Lo chanante, esa actualización manchega y postmoderna del esperpento, ha terminado por devorar a Cuerda, su padre espiritual. Y eso tampoco está nada mal.

Por las venas de Tiempo después corre abundante sangre televisiva. Y no solo porque la mitad de su reparto sea más famoso por sus apariciones en la pequeña pantalla que por asomarse a la grande. Tiene más que ver con la precaria fragmentariedad en la que se va tejiendo a veces de forma un tanto forzada su guion, con esa explosiva cadena de risas (o risotadas, sin menosprecio) hacia la que sus diálogos apuntan, ahogando a veces la fluidez de la historia.

De hecho, la soberbia puesta en escena con la que han resuelto su atrevida premisa futurista (un trabajo excepcional del director artístico Pepe Domínguez del Olmo y la decoradora Gigia Pellegrini) responde a las necesidades de un planteamiento que remite a menudo a un buen espectáculo televisivo de sketches.

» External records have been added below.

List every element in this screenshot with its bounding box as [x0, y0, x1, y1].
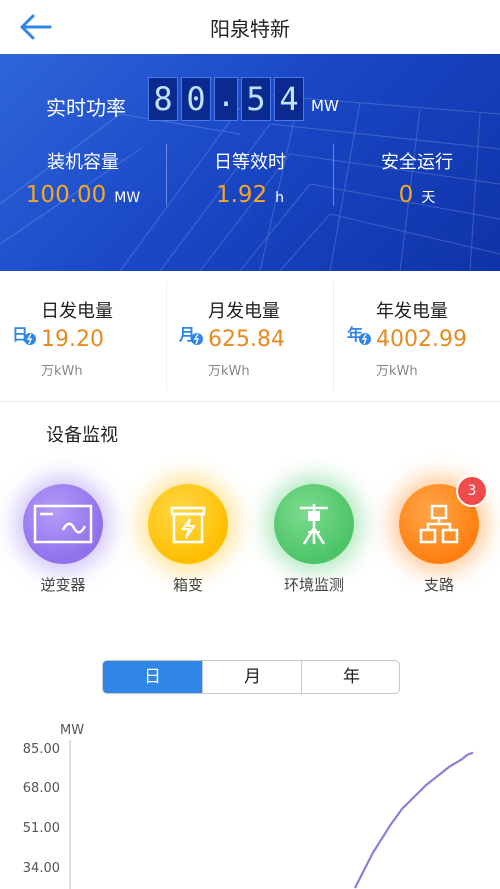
- stat-label: 装机容量: [47, 152, 119, 173]
- realtime-power-unit: MW: [311, 97, 339, 115]
- inverter-icon: [33, 504, 93, 544]
- tab-year[interactable]: 年: [302, 661, 399, 693]
- power-digit: 0: [181, 77, 211, 121]
- stat-unit: 天: [421, 190, 436, 206]
- stat-label: 日等效时: [214, 152, 286, 173]
- realtime-power-panel: 实时功率 8 0 . 5 4 MW 装机容量 100.00 MW 日等效时 1.9…: [0, 54, 500, 271]
- box-transformer-button[interactable]: [148, 484, 228, 564]
- safe-operation-stat: 安全运行 0天: [334, 146, 500, 216]
- generation-value: 625.84: [208, 327, 285, 352]
- year-energy-icon: 年: [347, 325, 371, 345]
- generation-unit: 万kWh: [376, 364, 418, 379]
- generation-title: 年发电量: [376, 301, 448, 322]
- device-label: 支路: [423, 576, 454, 594]
- power-digit: 4: [274, 77, 304, 121]
- generation-title: 月发电量: [208, 301, 280, 322]
- y-tick-label: 51.00: [23, 821, 60, 836]
- top-bar: 阳泉特新: [0, 0, 500, 54]
- y-tick-label: 85.00: [23, 742, 60, 757]
- section-divider: [0, 401, 500, 402]
- realtime-power-label: 实时功率: [46, 96, 126, 120]
- device-label: 逆变器: [40, 576, 86, 594]
- generation-value: 4002.99: [376, 327, 467, 352]
- y-axis-label: MW: [60, 723, 84, 738]
- stat-value: 100.00: [25, 182, 107, 208]
- yearly-generation[interactable]: 年发电量 年 4002.99 万kWh: [335, 271, 500, 401]
- device-label: 箱变: [172, 576, 203, 594]
- box-transformer-icon: [170, 506, 206, 544]
- period-tabs: 日 月 年: [102, 660, 400, 694]
- tab-day[interactable]: 日: [103, 661, 202, 693]
- power-decimal-point: .: [214, 77, 238, 121]
- page-title: 阳泉特新: [210, 17, 290, 41]
- device-monitor-title: 设备监视: [46, 425, 118, 446]
- generation-value: 19.20: [41, 327, 104, 352]
- power-line-chart: MW 85.00 68.00 51.00 34.00: [23, 723, 474, 889]
- y-tick-label: 68.00: [23, 781, 60, 796]
- day-energy-icon: 日: [12, 325, 36, 345]
- installed-capacity-stat: 装机容量 100.00 MW: [0, 146, 166, 216]
- divider: [333, 281, 334, 391]
- stat-unit: h: [275, 190, 285, 206]
- generation-unit: 万kWh: [41, 364, 83, 379]
- power-digit: 8: [148, 77, 178, 121]
- stat-unit: MW: [114, 190, 141, 206]
- inverter-button[interactable]: [23, 484, 103, 564]
- environment-monitor-button[interactable]: [274, 484, 354, 564]
- power-digit: 5: [241, 77, 271, 121]
- stat-value: 1.92: [215, 182, 268, 208]
- branch-alert-badge: 3: [456, 475, 488, 507]
- daily-generation[interactable]: 日发电量 日 19.20 万kWh: [0, 271, 166, 401]
- generation-summary: 日发电量 日 19.20 万kWh 月发电量 月 625.84 万kWh 年发电…: [0, 271, 500, 401]
- month-energy-icon: 月: [179, 325, 203, 345]
- y-tick-label: 34.00: [23, 861, 60, 876]
- stat-label: 安全运行: [381, 152, 453, 173]
- power-series-line: [354, 751, 474, 889]
- equivalent-hours-stat: 日等效时 1.92 h: [167, 146, 333, 216]
- device-label: 环境监测: [283, 576, 344, 594]
- tab-month[interactable]: 月: [203, 661, 302, 693]
- generation-title: 日发电量: [41, 301, 113, 322]
- generation-unit: 万kWh: [208, 364, 250, 379]
- monthly-generation[interactable]: 月发电量 月 625.84 万kWh: [167, 271, 333, 401]
- weather-station-icon: [300, 504, 328, 545]
- stat-value: 0: [398, 182, 414, 208]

A estas alturas, debería quedar claro: Tiempo después no es una secuela ni siquiera “espiritual”, como se ha dicho, de Amanece que no es poco. Es otra película en la filmografía dispar y casi siempre sugerente de José Luis Cuerda. Comparte con las demás lo que el mismo director denomina “un magma” de obsesiones y líneas de fuga ideológicas. Y pertenece a esa clase de cine que solo el tiempo decantará hacia el lado de lo memorable o hacia el de lo prescindible. Vista una sola vez, no me queda demasiado claro su destino.

Lo que más me cuesta aceptar es precisamente aquello que quizá mejor la distingue: su vocación de parábola crepuscular.

Cuerda siempre me ha merecido un gran respeto. Confirmo (en entrevistas como esta) que no quiere imponer una tesis sino plantear una invitación a meditar sobre la sociedad actual y los males que la aquejan. Pero su pesimismo me parece tan macizo que apenas deja espacio para la reflexión. Es una entrega más de un cierto desencanto generacional burgués muy reconocible al que le viene que ni pintada la banda sonora que Joaquín Sabina aporta sobre los títulos de crédito.

Aunque comparta con el diagnóstico de la película el mismo espanto ante las formas en las que el absolutismo capitalista nos somete, para respirar me parece imprescindible seguir creyendo en aquella defensa gramsciana que pedía afrontar el pesimismo de la inteligencia con el optimismo de la voluntad. También en el cine. Y me temo que ese no es el caso de Tiempo después.